Academic journal article Phi Delta Kappan

Zero Tolerance for Zero Tolerance

Academic journal article Phi Delta Kappan

Zero Tolerance for Zero Tolerance

Article excerpt

Schools should have zero tolerance for any policy that treats all students the same, according to Mr. Curwin and Mr. Mendler, who propose a better approach.

ZERO TOLERANCE is another example of the road to hell paved with good intentions. What was originally intended as a policy to improve safety in school by ensuring that all children - regardless of race, athletic ability, or parental influence - follow the rules is used now as an excuse to treat all children the same when they are in need of corrective measures. Schools should have zero tolerance for the idea of doing anything that treats all students the same. One size does not and cannot fit all. The well-investigated research of Russ Skiba and Reece Peterson clearly demonstrates just how ineffective and full of false assumptions the concept of zero tolerance is.1

We agree that zero tolerance sends a powerful message to the school community that violent, aggressive behavior will not be tolerated. We need strong, effective policies to protect our students and to help them feel safe. However, zero tolerance, despite its appearance of fairness, is inherently an unfair policy. A doctor is not fair if he prescribes chemotherapy for two patients with headaches - one with a brain tumor and the other with a sinus condition - regardless of the similarity of symptoms. When two students in school throw a pencil - one because he has finished his assignment and is bored, the other because he cannot read the directions and thus hasn't even started the assignment - we do not treat them the same, regardless of the behavioral similarity. Any intervention that treats dissimilar problems with similar behavioral outcomes the same is not only unfair but destined to fail.
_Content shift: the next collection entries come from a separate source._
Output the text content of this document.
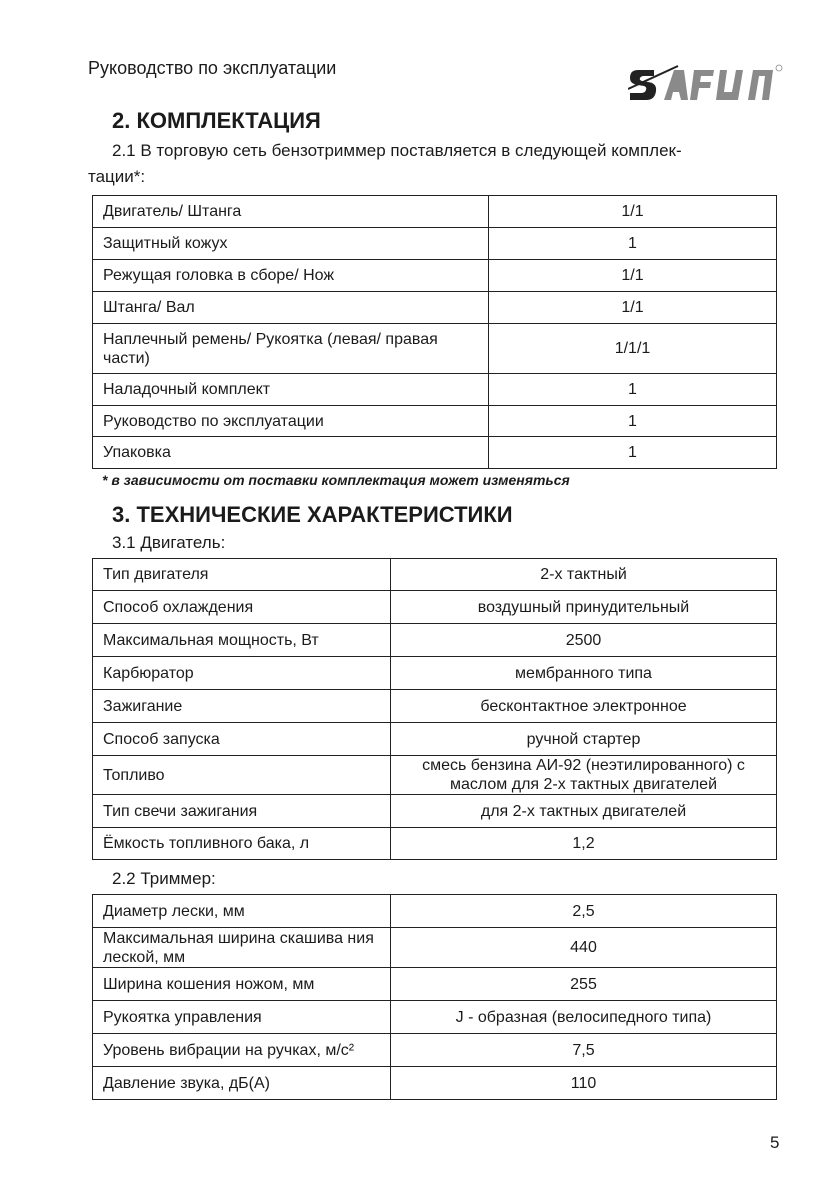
Руководство по эксплуатации
2. КОМПЛЕКТАЦИЯ
2.1 В торговую сеть бензотриммер поставляется в следующей комплек-
тации*:
Двигатель/ Штанга	1/1
Защитный кожух	1
Режущая головка в сборе/ Нож	1/1
Штанга/ Вал	1/1
Наплечный ремень/ Рукоятка (левая/ правая части)	1/1/1
Наладочный комплект	1
Руководство по эксплуатации	1
Упаковка	1
* в зависимости от поставки комплектация может изменяться
3. ТЕХНИЧЕСКИЕ ХАРАКТЕРИСТИКИ
3.1 Двигатель:
Тип двигателя	2-х тактный
Способ охлаждения	воздушный принудительный
Максимальная мощность, Вт	2500
Карбюратор	мембранного типа
Зажигание	бесконтактное электронное
Способ запуска	ручной стартер
Топливо	смесь бензина АИ-92 (неэтилированного) с маслом для 2-х тактных двигателей
Тип свечи зажигания	для 2-х тактных двигателей
Ёмкость топливного бака, л	1,2
2.2 Триммер:
Диаметр лески, мм	2,5
Максимальная ширина скашива ния леской, мм	440
Ширина кошения ножом, мм	255
Рукоятка управления	J - образная (велосипедного типа)
Уровень вибрации на ручках, м/с²	7,5
Давление звука, дБ(А)	110
5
Eliminating zero tolerance policies is a hard sell because the concept is simple to understand, sounds tough, and gives the impression of high standards for behavior. Yet these very characteristics actually make things worse in many cases. Any intervention for changing children's behavior that is simple is simple-minded, and those that substitute formulas for decisions made by people who understand the circumstances are dangerous. It's time for schools to develop legitimate high standards by refusing to fall for the lure of what is easy and sounds good and choosing instead what is truly best for children.

As Tough as Necessary We call our solution "as tough as necessary," an approach that finds the balance between being strong and being fair. In some cases, the toughness required might be stronger than a previous zero tolerance solution. In other cases, the solution might involve other alternatives, including counseling, parent involvement, conflict resolution, training, or planning. The new synthesis sends this message: violence will not be tolerated, and yet we will not deal with students as if they are fast food. We can meet their needs without resorting to formulas while still protecting the school and its inhabitants from unacceptable behavior.

It is readily apparent that as tough as necessary is far superior to zero tolerance if we examine each policy in terms of how it teaches children to behave. Would anyone want a school board or a superintendent who had a zero tolerance attitude when dealing with stakeholders? Do you know anyone who was raised by a zero tolerant parent? What might that person say about how it affected his or her childhood? Could a marriage survive a zero tolerant spouse? More important, do we want children to have zero tolerance for others, particularly when they are angry?

We do not question the need for clear, firm limits or the conviction that certain behaviors are not acceptable. As tough as necessary allows us to honor and enforce limits without modeling "no tolerance." We would much rather see children who are as tough as necessary than ones who are zero tolerant.